Cook is one of four tech giant CEOs due to give evidence as part of a year-long investigation into whether Apple, Google, Amazon and Facebook have been guilty of anticompetitive practices which break the law …
Lewis will lie in state in the Capitol Rotunda on Monday, congressional leaders announced, and there will be an invite-only ceremony for him at 1:30 p.m. ET — an hour and a half after the hearing was supposed to start.
Many committee members will wish to pay their respects to Lewis, and it’s also possible that Cook and other CEOs may wish to do the same.
It’s not known when the hearing will now take place, but Axios cites sources suggesting that it will be delayed by at least a week.
The committee is tentatively looking to hold the hearing sometime in the week of Aug. 3, sources said.
Lewis was one of the ‘Big Six‘ civil rights leaders who were responsible for the famous March on Washington for Jobs and Freedom. This was where Martin Luther King Jr gave his groundbreaking I Have a Dream speech, which resulted in the outlawing of racial segregation in the US. Lewis also led the Selma to Montgomery marches where armed Alabama police attacked the unarmed protestors, including Lewis himself, in an incident which became known as Bloody Sunday.

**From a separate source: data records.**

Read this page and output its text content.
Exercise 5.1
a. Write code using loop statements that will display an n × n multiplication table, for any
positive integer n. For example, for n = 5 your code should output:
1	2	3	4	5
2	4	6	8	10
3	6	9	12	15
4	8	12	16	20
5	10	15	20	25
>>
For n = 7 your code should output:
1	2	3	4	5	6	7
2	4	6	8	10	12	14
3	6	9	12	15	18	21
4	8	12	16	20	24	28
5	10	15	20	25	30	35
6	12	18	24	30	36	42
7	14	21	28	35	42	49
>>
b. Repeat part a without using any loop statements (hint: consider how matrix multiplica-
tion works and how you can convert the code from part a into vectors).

Lewis was elected to Congress in 1986, and served 17 terms. He received many honors during his life, including 50 honorary degrees, the Dole Leadership Prize, Four Freedoms Award, Golden Plate Award, John Heinz Award, Justice For All Award, Liberty Medal, Presidential Medal of Freedom, Profile in Courage Award, Spingarn Medal, Wallenberg Medal, and the Walter P. Reuther Humanitarian Award. When he attended President Obama’s inauguration, the president presented him with a photo of the event inscribed ‘Because of you, John.’
Tech antitrust hearing
Apple, Google, Amazon and Facebook are all under investigation. In Apple’s case, concerns center on the policies and commissions of the App Store.
Most, but not all, of Apple’s antitrust issues center on the App Store: that the company acts as an effective monopoly, able to force developers to pay a 15% or 30% commission on all app sales, in-app purchases and subscriptions – and able to give Apple’s own apps and services a competitive advantage over third-party ones.
Apple has so far denied all wrong-doing, and mostly refused to change the way it operates. Pretty much the sole concession it has over the years is a reduction of its commission on in-app subscriptions from 30% to 15% in year two onwards.
I’ve argued that Apple needs to act before it is forced to in order to protect its reputation.